2. In het aanverwante en anterieure verdrag met de Duitse deelstaat Noordrijn-Westfalen (Trb.1992, 179) is in artikel 4 mede een verplichting opgenomen voor de scholen om te voorzien in het aanbod van taalonderwijs. Een dergelijke bepaling ontbreekt in het voorliggende verdrag. De toelichting verwijst nog wel naar de waarborgen die de partnerschool moet geven om voldoende kennis te kunnen verwerven (bladzijde 3), maar niet duidelijk is waarom deze eis niet in de tekst van het verdrag is opgenomen. De toelichting dient op dit punt opheldering te verschaffen.

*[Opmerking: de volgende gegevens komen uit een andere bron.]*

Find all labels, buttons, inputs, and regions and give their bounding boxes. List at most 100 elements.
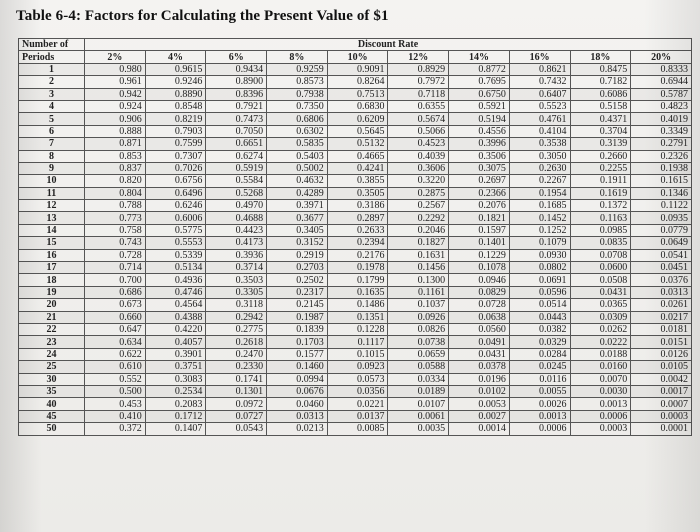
factor-cell: 0.7473 xyxy=(205,112,268,126)
factor-cell: 0.4688 xyxy=(205,211,268,225)
factor-cell: 0.647 xyxy=(84,322,146,337)
factor-cell: 0.6086 xyxy=(569,87,632,101)
factor-cell: 0.4665 xyxy=(326,149,389,163)
factor-cell: 0.4289 xyxy=(266,186,328,201)
factor-cell: 0.5403 xyxy=(266,149,328,163)
table-row: 18 0.700 0.4936 0.3503 0.2502 0.1799 0.1300 0.0… xyxy=(18,273,692,287)
factor-cell: 0.1827 xyxy=(387,236,450,250)
factor-cell: 0.0560 xyxy=(448,322,510,337)
factor-cell: 0.3538 xyxy=(508,137,571,151)
period-cell: 50 xyxy=(18,422,85,436)
factor-cell: 0.4556 xyxy=(448,124,510,139)
factor-cell: 0.773 xyxy=(84,211,146,225)
period-cell: 4 xyxy=(18,99,85,114)
period-cell: 25 xyxy=(18,360,85,374)
period-cell: 30 xyxy=(18,372,85,386)
factor-cell: 0.1456 xyxy=(387,261,450,275)
factor-cell: 0.2875 xyxy=(387,186,450,201)
factor-cell: 0.906 xyxy=(84,112,146,126)
factor-cell: 0.8475 xyxy=(569,62,632,77)
period-cell: 6 xyxy=(18,124,85,139)
factor-cell: 0.4388 xyxy=(144,310,207,325)
factor-cell: 0.0061 xyxy=(387,409,450,424)
factor-cell: 0.0514 xyxy=(508,298,571,312)
factor-cell: 0.1252 xyxy=(508,223,571,238)
factor-cell: 0.0213 xyxy=(266,422,328,436)
factor-cell: 0.3855 xyxy=(326,174,389,188)
factor-cell: 0.1079 xyxy=(508,236,571,250)
factor-cell: 0.9091 xyxy=(326,62,389,77)
period-cell: 18 xyxy=(18,273,85,287)
factor-cell: 0.686 xyxy=(84,285,146,300)
factor-cell: 0.0541 xyxy=(630,248,692,263)
factor-cell: 0.1351 xyxy=(326,310,389,325)
period-cell: 21 xyxy=(18,310,85,325)
factor-cell: 0.0573 xyxy=(326,372,389,386)
period-cell: 1 xyxy=(18,62,85,77)
table-row: 7 0.871 0.7599 0.6651 0.5835 0.5132 0.4523 0.39… xyxy=(18,137,692,151)
factor-cell: 0.837 xyxy=(84,161,146,176)
factor-cell: 0.888 xyxy=(84,124,146,139)
factor-cell: 0.700 xyxy=(84,273,146,287)
factor-cell: 0.0137 xyxy=(326,409,389,424)
factor-cell: 0.0638 xyxy=(448,310,510,325)
factor-cell: 0.804 xyxy=(84,186,146,201)
factor-cell: 0.2046 xyxy=(387,223,450,238)
factor-cell: 0.0007 xyxy=(630,397,692,411)
factor-cell: 0.0055 xyxy=(508,384,571,399)
factor-cell: 0.0443 xyxy=(508,310,571,325)
factor-cell: 0.0431 xyxy=(569,285,632,300)
factor-cell: 0.2470 xyxy=(205,347,268,362)
factor-cell: 0.0027 xyxy=(448,409,510,424)
factor-cell: 0.8621 xyxy=(508,62,571,77)
factor-cell: 0.5132 xyxy=(326,137,389,151)
table-row: 3 0.942 0.8890 0.8396 0.7938 0.7513 0.7118 0.67… xyxy=(18,87,692,101)
factor-cell: 0.5584 xyxy=(205,174,268,188)
factor-cell: 0.0026 xyxy=(508,397,571,411)
factor-cell: 0.0376 xyxy=(630,273,692,287)
factor-cell: 0.0365 xyxy=(569,298,632,312)
factor-cell: 0.0935 xyxy=(630,211,692,225)
factor-cell: 0.5674 xyxy=(387,112,450,126)
period-cell: 40 xyxy=(18,397,85,411)
factor-cell: 0.1821 xyxy=(448,211,510,225)
factor-cell: 0.1703 xyxy=(266,335,328,349)
factor-cell: 0.2502 xyxy=(266,273,328,287)
factor-cell: 0.4241 xyxy=(326,161,389,176)
factor-cell: 0.1346 xyxy=(630,186,692,201)
factor-cell: 0.0261 xyxy=(630,298,692,312)
factor-cell: 0.0596 xyxy=(508,285,571,300)
factor-cell: 0.3971 xyxy=(266,199,328,213)
factor-cell: 0.0160 xyxy=(569,360,632,374)
factor-cell: 0.5775 xyxy=(144,223,207,238)
factor-cell: 0.4173 xyxy=(205,236,268,250)
factor-cell: 0.660 xyxy=(84,310,146,325)
factor-cell: 0.0107 xyxy=(387,397,450,411)
rate-header: 18% xyxy=(569,50,632,64)
factor-cell: 0.0189 xyxy=(387,384,450,399)
factor-cell: 0.7350 xyxy=(266,99,328,114)
factor-cell: 0.2633 xyxy=(326,223,389,238)
factor-cell: 0.4371 xyxy=(569,112,632,126)
factor-cell: 0.6944 xyxy=(630,75,692,89)
table-row: 6 0.888 0.7903 0.7050 0.6302 0.5645 0.5066 0.45… xyxy=(18,124,692,139)
factor-cell: 0.2326 xyxy=(630,149,692,163)
factor-cell: 0.0003 xyxy=(630,409,692,424)
table-row: 11 0.804 0.6496 0.5268 0.4289 0.3505 0.2875 0.2… xyxy=(18,186,692,201)
factor-cell: 0.1300 xyxy=(387,273,450,287)
factor-cell: 0.0382 xyxy=(508,322,571,337)
factor-cell: 0.7307 xyxy=(144,149,207,163)
factor-cell: 0.0659 xyxy=(387,347,450,362)
table-row: 2 0.961 0.9246 0.8900 0.8573 0.8264 0.7972 0.76… xyxy=(18,75,692,89)
factor-cell: 0.1577 xyxy=(266,347,328,362)
factor-cell: 0.3714 xyxy=(205,261,268,275)
table-row: 1 0.980 0.9615 0.9434 0.9259 0.9091 0.8929 0.87… xyxy=(18,62,692,77)
factor-cell: 0.8264 xyxy=(326,75,389,89)
factor-cell: 0.5835 xyxy=(266,137,328,151)
factor-cell: 0.5553 xyxy=(144,236,207,250)
factor-cell: 0.0284 xyxy=(508,347,571,362)
factor-cell: 0.634 xyxy=(84,335,146,349)
table-row: 12 0.788 0.6246 0.4970 0.3971 0.3186 0.2567 0.2… xyxy=(18,199,692,213)
factor-cell: 0.4220 xyxy=(144,322,207,337)
rate-header: 20% xyxy=(630,50,692,64)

2. Overeenkomstig de opmerking van de Raad is in de toelichtende nota, eveneens onder artikel 4, aangegeven waarom dit artikel geen bepaling bevat inzake de door de partnerhogeschool te bieden waarborg, dat voldoende kennis van de taal van het partnerland kan worden verworven.

3. In artikel 6, tweede alinea, wordt het begrip «Nederlandse studenten» gebruikt, waar elders in het verdrag wordt gesproken van «studenten uit Nederland». Zoals wordt gesteld in de toelichting, is dit verdrag niet slechts van toepassing op studenten met de Nederlandse of Duitse nationaliteit, maar voor een ieder die ingeschreven staat als student aan één van de betrokken hogescholen (bladzijde 2, laatste alinea). Dit impliceert dat de terminologie «studenten uit Nederland» de meest juiste is en dat «Nederlandse studenten» in artikel 6 ook als zodanig begrepen moet worden. In de toelichting dient dit te worden verduidelijkt.

3. De toelichtende nota is verduidelijkt in de door de Raad aangegeven zin.

De Raad van State geeft U in overweging goed te vinden dat bedoeld Verdrag wordt overgelegd aan de beide Kamers der Staten-Generaal, nadat aan het vorenstaande aandacht zal zijn geschonken.

De waarnemend Vice-President van de Raad van State,

P. J. Boukema

Ik moge U mede namens de Minister van Onderwijs, Cultuur en Wetenschappen verzoeken mij te machtigen gevolg te geven aan mijn voornemen het verdrag vergezeld van de gewijzigde toelichtende nota ter stilzwijgende goedkeuring over te leggen aan de Eerste en aan de Tweede Kamer der Staten-Generaal.